For every piece of international cargo, freight can be moved multiple times from manufacturer to distribution centers, ports, customs, drayage, railyards, and warehouses before making it to its final destination. Each of these movements requires information or data inputs from multiple stakeholders. Traditionally, freight forwarders were the only supply chain operator that would track and manage the entire end-to-end process, creating a "black box" with respect to data - and more importantly, pricing. Flexport integrates with major service providers and helps operational users track the end-to-end status of shipments. One of the most daunting aspects of global trade are the complex customs requirements and tariffs that can drastically impact the cost of goods sold on any given item shipped. Flexport is so responsive that many of its customers are first notified of changing tariffs and international requirements through the platform. By demystifying global trade, all supply chain constituents benefit:
Amazon's world-class distribution network is founded on leveraging a traditional asset-heavy model (warehouses, tractors, trailers) and deep bench of third party logistics partners to raise the global expectation for customer service while controlling overall logistics cost.
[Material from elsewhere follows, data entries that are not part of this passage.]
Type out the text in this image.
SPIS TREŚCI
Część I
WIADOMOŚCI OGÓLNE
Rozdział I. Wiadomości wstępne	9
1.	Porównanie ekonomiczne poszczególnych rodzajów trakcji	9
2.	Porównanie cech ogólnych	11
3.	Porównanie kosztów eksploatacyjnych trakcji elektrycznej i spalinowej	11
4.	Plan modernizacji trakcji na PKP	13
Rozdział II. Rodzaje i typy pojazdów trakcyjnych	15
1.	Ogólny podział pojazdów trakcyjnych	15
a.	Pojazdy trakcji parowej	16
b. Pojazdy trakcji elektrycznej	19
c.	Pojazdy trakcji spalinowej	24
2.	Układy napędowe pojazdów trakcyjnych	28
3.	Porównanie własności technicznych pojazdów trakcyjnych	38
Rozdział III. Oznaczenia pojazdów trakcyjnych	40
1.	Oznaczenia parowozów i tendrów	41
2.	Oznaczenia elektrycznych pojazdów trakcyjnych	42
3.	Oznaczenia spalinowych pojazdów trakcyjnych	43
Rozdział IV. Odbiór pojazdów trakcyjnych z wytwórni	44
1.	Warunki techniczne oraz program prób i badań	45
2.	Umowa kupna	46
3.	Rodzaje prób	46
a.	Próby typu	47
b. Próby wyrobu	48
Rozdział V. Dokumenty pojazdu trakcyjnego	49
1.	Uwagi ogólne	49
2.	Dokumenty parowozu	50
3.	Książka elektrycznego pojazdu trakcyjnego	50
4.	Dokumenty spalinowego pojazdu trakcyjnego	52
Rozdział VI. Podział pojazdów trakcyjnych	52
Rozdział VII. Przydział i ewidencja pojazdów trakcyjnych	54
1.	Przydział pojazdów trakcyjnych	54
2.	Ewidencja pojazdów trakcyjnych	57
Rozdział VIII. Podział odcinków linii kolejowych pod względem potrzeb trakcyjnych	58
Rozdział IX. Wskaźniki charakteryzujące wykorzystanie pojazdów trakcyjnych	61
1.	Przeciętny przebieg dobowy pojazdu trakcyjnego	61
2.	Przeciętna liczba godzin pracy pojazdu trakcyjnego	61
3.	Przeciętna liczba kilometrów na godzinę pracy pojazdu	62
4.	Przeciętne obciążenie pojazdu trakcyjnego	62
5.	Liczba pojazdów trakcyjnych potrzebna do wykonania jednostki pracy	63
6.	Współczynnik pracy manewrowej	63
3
According to Flexport CEO Ryan Petersen, "I see a big part of Flexport’s role is enabling and empowering all the other brands in the world, all the other great makers and creators to make products and have the infrastructure to compete and thrive in an Amazon world." In one case study, Flexport was able to help SF-based startup Qardio reduce air freight (consistently viewed by international shippers as the most expensive mode of transportation) by nearly 58%. Through Flexport's platform, small and medium-sized shippers are able to create a global supply chain at an affordable cost without having to replicate Amazon's distribution footprint. Even though this can be viewed as an altruistic effort, making global trade more manageable for small and medium-sized businesses is making Flexport more competitive; easier tools for international shipping means higher volume traffic through the Flexport platform.
When the concept of freight brokerages was first introduced, the market was ripe with the spirit of competition: a broker's value was based on attractive pricing, the size of their carrier network, or their knowledge of the industry. Companies like Flexport are subverting the traditional mindset of freight forwarders by giving up control of the process to the end users and providing a self-service environment for global trade. As the Flexport platform grows, traditional freight forwarders will begin to be displaced or will be forced to innovate value-added services for shippers. If anything, Flexport is proof that the market rewards companies that encourage broader transformative supply chain collaboration and significant transparency over current state competitive logistics process improvement.